Don’t kid yourself I was very lucky. I understand how lucky I am to even be alive. Is it possible? Yes. What are the outcome odds however. Very slim.
I took my insulin every time, did not drink and had a supportive spouse. Yeah I made it but most people don’t my advice be healthy take care your self. Put the vodka away, and never blame others for for bad choices you make.
You do not have to be a gym rat to live, but you must care about yourself.
You are playing it now whether you like it or not, the problem is that you are playing the game poorly.
The rules of this game were not created to tick you off personally, they are the same for the majority of us. It is a one size fit all approach that does not perfectly fit anyone. This is why we must strive to play the system instead of fighting it. No one wins unless they play by the rules.
I’m not on Medicare, but I don’t mind going to the endocrinologists office every 3 months at all. What I hate is also having to sit in an hour long educational session every 3 months with a nurse employed by my husband’s company in order to keep in the chronic condition program which gives better coverage for basic care requirements. That’s every 90 days too. It’s completely overkill (for me) and designed for newly diagnosed T2s, not 29 year veterans.
Hey, @IgotT1. Its good to hear from you again. I was wondering where you went. I was a little worried. Your a cool guy, so I’m gonna cut the bull ■■■■, and ask you straight - what is all this about?
I call situations involving hospitalization “critical failures.” Critical failures occur for a wide variety of reasons. I could be wrong, but this doesn’t feel like the cause was drinking. No matter how much you drink, you still wake up in the morning pretty sober and can take an injection of long acting insulin to keep you alive.
What was this all about? Did you get manic for a couple weeks, or what? This is an honest question and I hope you don’t take it the wrong way.
What you are describing does not sound like ‘panic attacks.’ Panic attacks last ten minutes, not days.
I’m gonna throw this out there - 8 to 10 drinks over the course of a day is not nothing, but its also not a ton. Its hard for me to understand how this resulted in this level of critical failure unless there is a more serious, underlying issue.
Did you loose weight during this time period? When you say that you “walk a lot,” does that mean that you walked a couple hours or a couple miles or that you walked for eight hours, like all night long, day after day?
Who was around to check in on you during this period?
I just wonder if the underlying problem was the drinking (of course this plays some role) or if the fundamental problem is the stress and depression that perhaps helped trigger the drinking. If that’s it, then that has to be addressed.
Writing this from my hospital room right now. Was admitted yesterday when I was weak with a high pulse rate after a very vigorous HIIT workout. I was frankly amazed by how willing everyone I dealt with accepted letting me manage my diabetes - no questions asked by the paramedics, the ER doc and the admitting doc. Heck, they let me tell them what my BG was from my G6 for their charts instead of taking a finger stick. Didn’t lecture me for not ordering from the ‘diabetic’ menu. Even when my waking BG this AM was 90 - no one batted an eye. Needless to say I’m grateful they get it.
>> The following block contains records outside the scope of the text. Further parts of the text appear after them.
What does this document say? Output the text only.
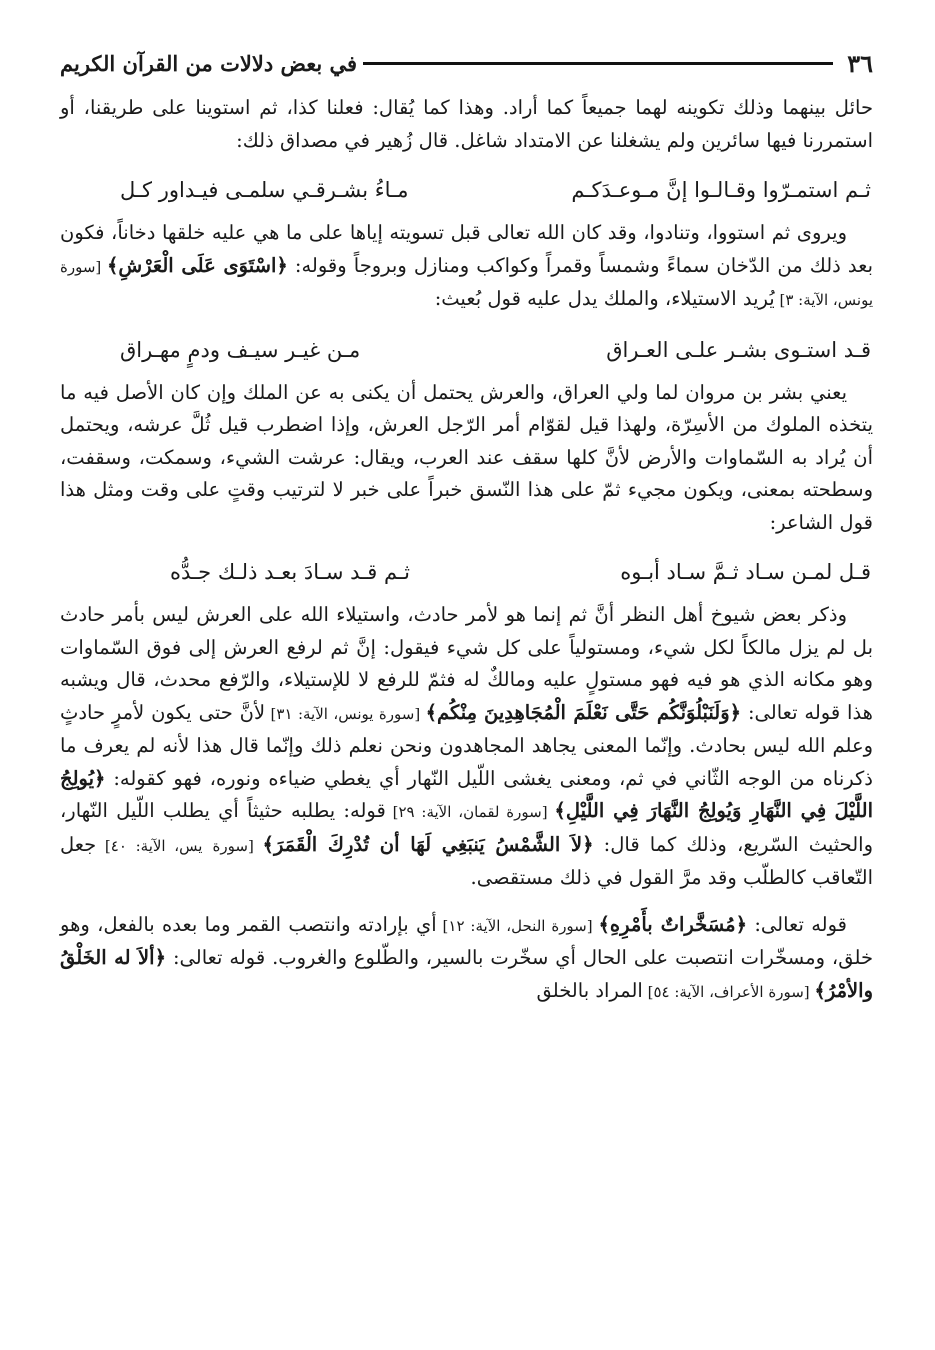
٣٦
في بعض دلالات من القرآن الكريم

حائل بينهما وذلك تكوينه لهما جميعاً كما أراد. وهذا كما يُقال: فعلنا كذا، ثم استوينا على طريقنا، أو استمررنا فيها سائرين ولم يشغلنا عن الامتداد شاغل. قال زُهير في مصداق ذلك:

ثـم استمـرّوا وقـالـوا إنَّ مـوعـدَكـم
مـاءُ بشـرقـي سلمـى فيـداور كـل

ويروى ثم استووا، وتنادوا، وقد كان الله تعالى قبل تسويته إياها على ما هي عليه خلقها دخاناً، فكون بعد ذلك من الدّخان سماءً وشمساً وقمراً وكواكب ومنازل وبروجاً وقوله: ﴿اسْتَوَى عَلَى الْعَرْشِ﴾ [سورة يونس، الآية: ٣] يُريد الاستيلاء، والملك يدل عليه قول بُعيث:

قـد استـوى بشـر علـى العـراق
مـن غيـر سيـف ودمٍ مهـراق

يعني بشر بن مروان لما ولي العراق، والعرش يحتمل أن يكنى به عن الملك وإن كان الأصل فيه ما يتخذه الملوك من الأسِرّة، ولهذا قيل لقوّام أمر الرّجل العرش، وإذا اضطرب قيل ثُلَّ عرشه، ويحتمل أن يُراد به السّماوات والأرض لأنَّ كلها سقف عند العرب، ويقال: عرشت الشيء، وسمكت، وسقفت، وسطحته بمعنى، ويكون مجيء ثمّ على هذا النّسق خبراً على خبر لا لترتيب وقتٍ على وقت ومثل هذا قول الشاعر:

قـل لمـن سـاد ثـمَّ سـاد أبـوه
ثـم قـد سـادَ بعـد ذلـك جـدُّه

وذكر بعض شيوخ أهل النظر أنَّ ثم إنما هو لأمر حادث، واستيلاء الله على العرش ليس بأمر حادث بل لم يزل مالكاً لكل شيء، ومستولياً على كل شيء فيقول: إنَّ ثم لرفع العرش إلى فوق السّماوات وهو مكانه الذي هو فيه فهو مستولٍ عليه ومالكٌ له فثمّ للرفع لا للإستيلاء، والرّفع محدث، قال ويشبه هذا قوله تعالى: ﴿وَلَنَبْلُوَنَّكُم حَتَّى نَعْلَمَ الْمُجَاهِدِينَ مِنْكُم﴾ [سورة يونس، الآية: ٣١] لأنَّ حتى يكون لأمرٍ حادثٍ وعلم الله ليس بحادث. وإنّما المعنى يجاهد المجاهدون ونحن نعلم ذلك وإنّما قال هذا لأنه لم يعرف ما ذكرناه من الوجه الثّاني في ثم، ومعنى يغشى اللّيل النّهار أي يغطي ضياءه ونوره، فهو كقوله: ﴿يُولِجُ اللَّيْلَ فِي النَّهَارِ وَيُولِجُ النَّهَارَ فِي اللَّيْلِ﴾ [سورة لقمان، الآية: ٢٩] قوله: يطلبه حثيثاً أي يطلب اللّيل النّهار، والحثيث السّريع، وذلك كما قال: ﴿لاَ الشَّمْسُ يَنبَغِي لَهَا أن تُدْرِكَ الْقَمَرَ﴾ [سورة يس، الآية: ٤٠] جعل التّعاقب كالطلّب وقد مرَّ القول في ذلك مستقصى.

قوله تعالى: ﴿مُسَخَّراتٌ بأَمْرِهِ﴾ [سورة النحل، الآية: ١٢] أي بإرادته وانتصب القمر وما بعده بالفعل، وهو خلق، ومسخّرات انتصبت على الحال أي سخّرت بالسير، والطّلوع والغروب. قوله تعالى: ﴿ألاَ له الخَلْقُ والأمْرُ﴾ [سورة الأعراف، الآية: ٥٤] المراد بالخلق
On the other hand, I had my wife bring my seizure med I get from Canada so I wouldn’t get stuck with an outrageous pharmacy bill. It’s $35K/year in the US so I can only imagine how they would stick me for just a few pills. The pharmacy has to approve any meds a patient brings in for self treatment and they refused to approve it because they weren’t sourced from the US. In fact they confiscated it! I explained my situation and told them to return it to me or I’d be out the door. Thankfully they agreed.
Hope to be out of here this evening or I’ll have to change my infusion site and pump cartridge. Can’t imagine the scrutiny I’d let for this. I simply won’t tell them I have it and make all the changes in the bathroom
@Paytone I’m sorry to hear you are in the hospital! No one wants to be there unless they have to be, so I hope you get the all clear go to home this evening! I’m really glad to hear it went so well with your diabetes treatment though! That’s great news to hear!
I had outpatient knee surgery last week. I was prepared for a fight to wear my CGM and pump during the anticipated 1.5 hour long surgery. My PCP wrote in the pre-clearance orders that I should be allowed to wear both during surgery. The anesthesiologist was super interested in the CGM and how it displayed on the pump. Gave him the two minute overview of how it worked he said let’s clip it to the gown so I can keep an eye on it. We decided to keep the basal at it’s normal rate and it worked fantastically well. The nurses liked it as well.
Went home a couple hours after surgery and on the mend.